The Economy and the Southern Baptist Convention. Given that the Cooperative Program is a residually-funded mechanism for funding SBC ministries, it is not immune to these budgetary realities. The messengers to almost every state convention voted to continue forwarding the same percentage of Cooperative Program receipts to the SBC that their states forwarded the previous year. Some states actually voted to increase the percentage that is forwarded to the SBC. However, the net effect is that, given the reduced budget expectations of the state conventions, the SBC will receive significantly less from the states in 2010 than it received in 2009. In a very real way, when the churches suffer financially, the states share in their suffering. When the churches and the states suffer, the SBC shares in their sufferings as well.

The state conventions have shown fiscal prudence and wisdom in adopting budgets more in line with what the historical trend of church contributions to the Cooperative Program shows (down from over 10 percent in 1990 to just over 6 percent in 2008). The SBC also follows a fiscally prudent budgetary process. In any given year, the SBC adopts a budget goal for the following year equal to the previous year's actual receipts. This plan seeks to minimize the financial fall-out sustained when the nation experiences an economic crisis. However, even given fiscal responsibility, no budget process could account for the size and the breadth of the economic melt-down of 2009.

"The economic downturn is forcing many churches to become more volunteer-driven organizations focused on helping the hurting in times of need," Stetzer said. "But churches have not yet joined the broader economic recovery and, historically, they tend to recover financially when unemployment decreases," which has not yet happened, "and usually after the economy as a whole" has recovered.

In analyzing the state convention budgets, the cumulative "trickle-down" impact of church giving takes on immense proportions. Though the churches continue to support the ministries of the Convention, Bob Rodgers observed, "The churches in the SBC have voted, through their respective state conventions, to approve and adopt a giving plan for 2010 that will result in IMB receiving about $8.5 million less from the CP, NAMB will receive about $3.9 million less, the seminaries will receive about $3.7 million less, ERLC will receive about $280 thousand less, and the SBC operating budget can expect to receive about $578 thousand less" than last year.

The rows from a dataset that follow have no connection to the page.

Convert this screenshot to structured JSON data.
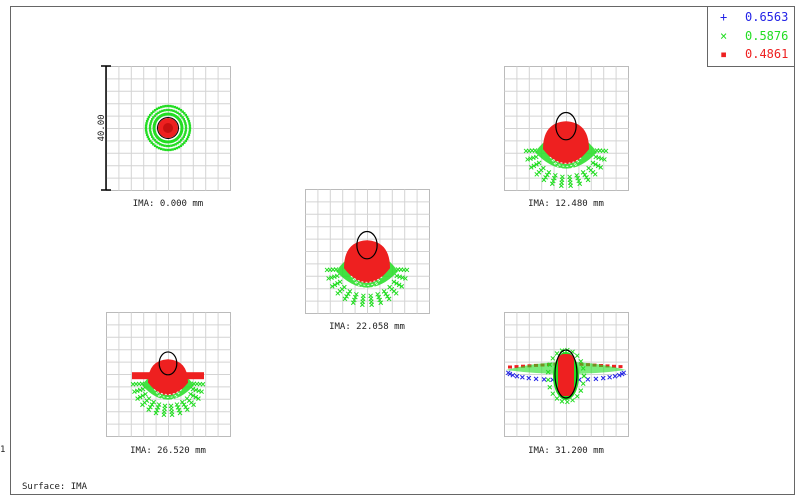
{
  "surface_label": "Surface: IMA",
  "scale_label": "40.00",
  "legend": [
    {
      "symbol": "+",
      "label": "0.6563",
      "color": "#2323e6"
    },
    {
      "symbol": "×",
      "label": "0.5876",
      "color": "#22dd22"
    },
    {
      "symbol": "▪",
      "label": "0.4861",
      "color": "#ee2020"
    }
  ],
  "chart_data": {
    "type": "scatter",
    "title": "",
    "xlabel": "",
    "ylabel": "",
    "plots": [
      {
        "label": "IMA: 0.000 mm"
      },
      {
        "label": "IMA: 12.480 mm"
      },
      {
        "label": "IMA: 22.058 mm"
      },
      {
        "label": "IMA: 26.520 mm"
      },
      {
        "label": "IMA: 31.200 mm"
      }
    ],
    "grid": true,
    "legend_position": "top-right"
  }
}
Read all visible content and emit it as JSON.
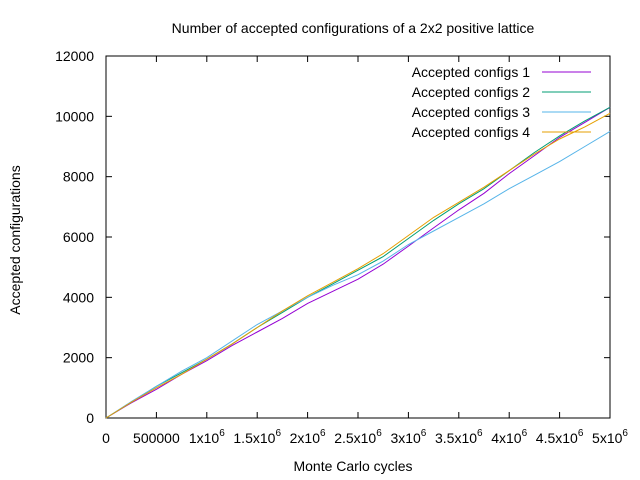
{
  "chart_data": {
    "type": "line",
    "title": "Number of accepted configurations of a 2x2 positive lattice",
    "xlabel": "Monte Carlo cycles",
    "ylabel": "Accepted configurations",
    "xlim": [
      0,
      5000000
    ],
    "ylim": [
      0,
      12000
    ],
    "legend_position": "top-right",
    "grid": false,
    "y_ticks": [
      {
        "value": 0,
        "label": "0"
      },
      {
        "value": 2000,
        "label": "2000"
      },
      {
        "value": 4000,
        "label": "4000"
      },
      {
        "value": 6000,
        "label": "6000"
      },
      {
        "value": 8000,
        "label": "8000"
      },
      {
        "value": 10000,
        "label": "10000"
      },
      {
        "value": 12000,
        "label": "12000"
      }
    ],
    "x_ticks": [
      {
        "value": 0,
        "label": "0",
        "sup": ""
      },
      {
        "value": 500000,
        "label": "500000",
        "sup": ""
      },
      {
        "value": 1000000,
        "label": "1x10",
        "sup": "6"
      },
      {
        "value": 1500000,
        "label": "1.5x10",
        "sup": "6"
      },
      {
        "value": 2000000,
        "label": "2x10",
        "sup": "6"
      },
      {
        "value": 2500000,
        "label": "2.5x10",
        "sup": "6"
      },
      {
        "value": 3000000,
        "label": "3x10",
        "sup": "6"
      },
      {
        "value": 3500000,
        "label": "3.5x10",
        "sup": "6"
      },
      {
        "value": 4000000,
        "label": "4x10",
        "sup": "6"
      },
      {
        "value": 4500000,
        "label": "4.5x10",
        "sup": "6"
      },
      {
        "value": 5000000,
        "label": "5x10",
        "sup": "6"
      }
    ],
    "x": [
      0,
      250000,
      500000,
      750000,
      1000000,
      1250000,
      1500000,
      1750000,
      2000000,
      2250000,
      2500000,
      2750000,
      3000000,
      3250000,
      3500000,
      3750000,
      4000000,
      4250000,
      4500000,
      4750000,
      5000000
    ],
    "series": [
      {
        "name": "Accepted configs 1",
        "color": "#9400d3",
        "values": [
          0,
          500,
          950,
          1450,
          1900,
          2400,
          2850,
          3300,
          3800,
          4200,
          4600,
          5100,
          5700,
          6300,
          6900,
          7450,
          8100,
          8700,
          9300,
          9800,
          10300
        ]
      },
      {
        "name": "Accepted configs 2",
        "color": "#009e73",
        "values": [
          0,
          520,
          1050,
          1500,
          1950,
          2450,
          3000,
          3500,
          4000,
          4450,
          4900,
          5350,
          5950,
          6550,
          7100,
          7600,
          8200,
          8800,
          9350,
          9850,
          10300
        ]
      },
      {
        "name": "Accepted configs 3",
        "color": "#56b4e9",
        "values": [
          0,
          540,
          1050,
          1550,
          2000,
          2550,
          3100,
          3550,
          4000,
          4400,
          4750,
          5200,
          5750,
          6200,
          6650,
          7100,
          7600,
          8050,
          8500,
          9000,
          9500
        ]
      },
      {
        "name": "Accepted configs 4",
        "color": "#e69f00",
        "values": [
          0,
          520,
          1000,
          1450,
          1950,
          2450,
          3000,
          3550,
          4050,
          4500,
          4950,
          5450,
          6050,
          6650,
          7150,
          7650,
          8200,
          8750,
          9250,
          9650,
          10100
        ]
      }
    ]
  }
}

He further noted, while words like, "consistent, reliable, predictable, cooperative, synergistic, and effective" are words which "describe why Southern Baptists have, down through the years, praised and continued to use the Cooperative Program as its ministry-funding method," the CP is not immune from the continuing economic crisis facing our nation and our world.

The Executive Committee of the SBC is charged to promote biblical stewardship and the Cooperative Program. Noting that the typical churchgoer gives less than 2.5 percent of his or her disposable income to Kingdom work, Rodgers said, "All of us, from time to time, have a tendency to treat the symptoms of a disease rather than the disease itself. We treat symptoms by reprioritizing them, reclassifying them, ignoring them." Sometimes we think that if we create "structure and organizational changes, or even throw money at them," the problems will rectify themselves.

Rodgers observed, "The SBC funding challenges are not procedural or process problems, or problems of the wallet, but are the result of an underlying heart disease. Jesus said, 'Where your treasure is, there your heart will be also.'

"The Convention's solution for its apparent funding challenges in 2010 is to cure this individual and corporate heart disease by allowing God to move the SBC toward biblical stewardship. To this end we continue to work and pray."